Enzymes are instrumental and play a role of paramount importance in the heart of Industrial Biotechnology, in particular “white biotechnology”, where enzymes and microorganisms are used for bioremediation. The commercial value of these bio-catalysts has increased in the past decades mainly in traditional fields such as food and detergent industries. This market is still growing particularly in environment bioremediation (decontamination and detoxification) and for medical, pulp & paper, textile, energy and biosensor applications. Enzyme technologies have the potential to provide economically viable alternatives which are also environmentally friendly.
The number of commercial enzymes is set to increase through the exploitation of the extraordinary diversity of the microbial world to obtain new enzymes that will expand the depth and breadth of their application. The vast majority of extremophilic enzymes come from microbes. Extremophilic enzymes stay active and stable in extreme environments, such as high and low temperatures and pHs, high salts and protein denaturants concentrations, and high hydrostatic pressure. These exceptional properties enable extremophilic enzymes to meet the requirements of many harsh biotechnological and industrial processes.
The demand for enzymes which possess high catalytic activity and adaptation to as many extreme conditions as possible from a commercial and biotechnological perspective is growing., This is due to the fact that current biotechnological applications of many enzymes are still constrained by their low activity, low stability or high cost. To solve that problem, one way is to mine new enzymes from natural sources with high activity, high stability and/or unusual specificity, as well as multiple extremophilic properties, such as thermophilic, psychrophilic, acidophilic, basophilic, and halophilic properties.
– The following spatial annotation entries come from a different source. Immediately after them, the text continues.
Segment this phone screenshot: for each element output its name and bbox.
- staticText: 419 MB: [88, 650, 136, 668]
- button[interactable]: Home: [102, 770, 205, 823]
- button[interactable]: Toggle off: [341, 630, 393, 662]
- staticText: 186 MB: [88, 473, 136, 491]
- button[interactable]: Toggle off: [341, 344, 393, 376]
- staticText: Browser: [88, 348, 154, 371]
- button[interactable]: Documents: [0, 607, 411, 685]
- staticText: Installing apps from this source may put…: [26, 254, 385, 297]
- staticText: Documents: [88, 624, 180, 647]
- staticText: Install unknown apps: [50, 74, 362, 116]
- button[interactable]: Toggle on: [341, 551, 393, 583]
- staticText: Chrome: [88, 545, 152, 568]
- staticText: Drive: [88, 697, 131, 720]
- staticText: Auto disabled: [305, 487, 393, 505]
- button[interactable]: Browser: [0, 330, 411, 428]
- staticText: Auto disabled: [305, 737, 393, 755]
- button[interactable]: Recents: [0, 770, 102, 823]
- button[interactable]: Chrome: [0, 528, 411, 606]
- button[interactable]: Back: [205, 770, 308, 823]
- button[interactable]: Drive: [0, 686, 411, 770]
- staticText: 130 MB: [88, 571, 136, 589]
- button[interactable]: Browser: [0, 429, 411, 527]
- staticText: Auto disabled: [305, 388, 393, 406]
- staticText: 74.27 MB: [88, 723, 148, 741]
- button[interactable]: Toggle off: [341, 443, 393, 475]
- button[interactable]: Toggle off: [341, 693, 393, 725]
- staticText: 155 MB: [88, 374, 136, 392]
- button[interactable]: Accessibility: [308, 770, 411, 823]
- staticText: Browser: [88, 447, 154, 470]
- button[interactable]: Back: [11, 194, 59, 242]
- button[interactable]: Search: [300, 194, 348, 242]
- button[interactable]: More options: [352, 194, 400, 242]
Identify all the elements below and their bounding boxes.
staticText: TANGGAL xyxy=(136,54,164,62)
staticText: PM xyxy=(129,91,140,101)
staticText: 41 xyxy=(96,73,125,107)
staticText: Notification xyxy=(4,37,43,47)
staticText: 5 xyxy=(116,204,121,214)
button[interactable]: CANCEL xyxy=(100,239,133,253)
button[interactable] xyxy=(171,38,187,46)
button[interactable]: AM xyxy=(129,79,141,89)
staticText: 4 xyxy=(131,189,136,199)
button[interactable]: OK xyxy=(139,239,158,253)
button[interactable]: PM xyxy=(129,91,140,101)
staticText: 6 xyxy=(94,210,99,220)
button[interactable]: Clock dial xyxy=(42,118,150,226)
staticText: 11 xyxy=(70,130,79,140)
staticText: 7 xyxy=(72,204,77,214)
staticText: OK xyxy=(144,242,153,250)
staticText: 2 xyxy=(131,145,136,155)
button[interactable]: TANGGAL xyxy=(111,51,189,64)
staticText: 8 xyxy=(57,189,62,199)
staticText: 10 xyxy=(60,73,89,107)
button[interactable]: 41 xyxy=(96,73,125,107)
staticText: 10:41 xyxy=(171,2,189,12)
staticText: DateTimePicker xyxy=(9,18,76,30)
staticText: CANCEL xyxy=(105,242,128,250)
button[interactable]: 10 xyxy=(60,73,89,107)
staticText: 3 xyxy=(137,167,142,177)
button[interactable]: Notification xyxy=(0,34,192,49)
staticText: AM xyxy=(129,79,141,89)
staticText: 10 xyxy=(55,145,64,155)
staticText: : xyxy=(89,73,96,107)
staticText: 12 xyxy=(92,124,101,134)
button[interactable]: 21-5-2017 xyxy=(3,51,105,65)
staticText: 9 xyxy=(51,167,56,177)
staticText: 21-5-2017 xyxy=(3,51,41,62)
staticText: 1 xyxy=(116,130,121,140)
It is noteworthy that not all of extremophilic enzymes are isolated from extreme environments. Protein engineering is another method that is expected to improve the enzymatic properties for their biotechnological application. Adaptation mechanisms for various extreme conditions of enzymes should be revealed before guiding protein engineering.
The goal of this Research Topic is to explore the breadth and depth of this growing research and development area, and to reach a deeper understanding of the field on the basis of:
(1) showing enzymes which possess high activity and stability to extreme conditions, especially multiple extreme conditions;
(2) elucidating adaptation mechanisms of enzymes for not only one extreme condition but also multiple extreme conditions;
(3) presenting successful mining and designing of extremophilic enzymes on the basis of bioinformatics.
This Research Topic will focus especially, but not only, on the following sub-topics:
- screening novel extremophilic enzymes from various environments.
- screening novel extremophilic enzymes on the basis of directed evolution.
- elucidating molecular mechanisms for adaptations to extremophilic conditions.
- mining novel extremophilic enzymes from GenBank and other databases on the basis of bioinformatic analysis.
- designing novel extremophilic enzymes for industrial applications.
- production of novel extremophilic enzymes for industrial applications.
- purification and characterization of novel extremophilic enzymes
Articles focusing merely on screening or mining without further enzyme characterisation will be considered out of scope.
Quality manuscripts exploring all aspects of “Mining, Designing, Mechanisms and Applications of Extremophilic Enzymes” will be considered such as Original Research, Reviews and Mini Reviews.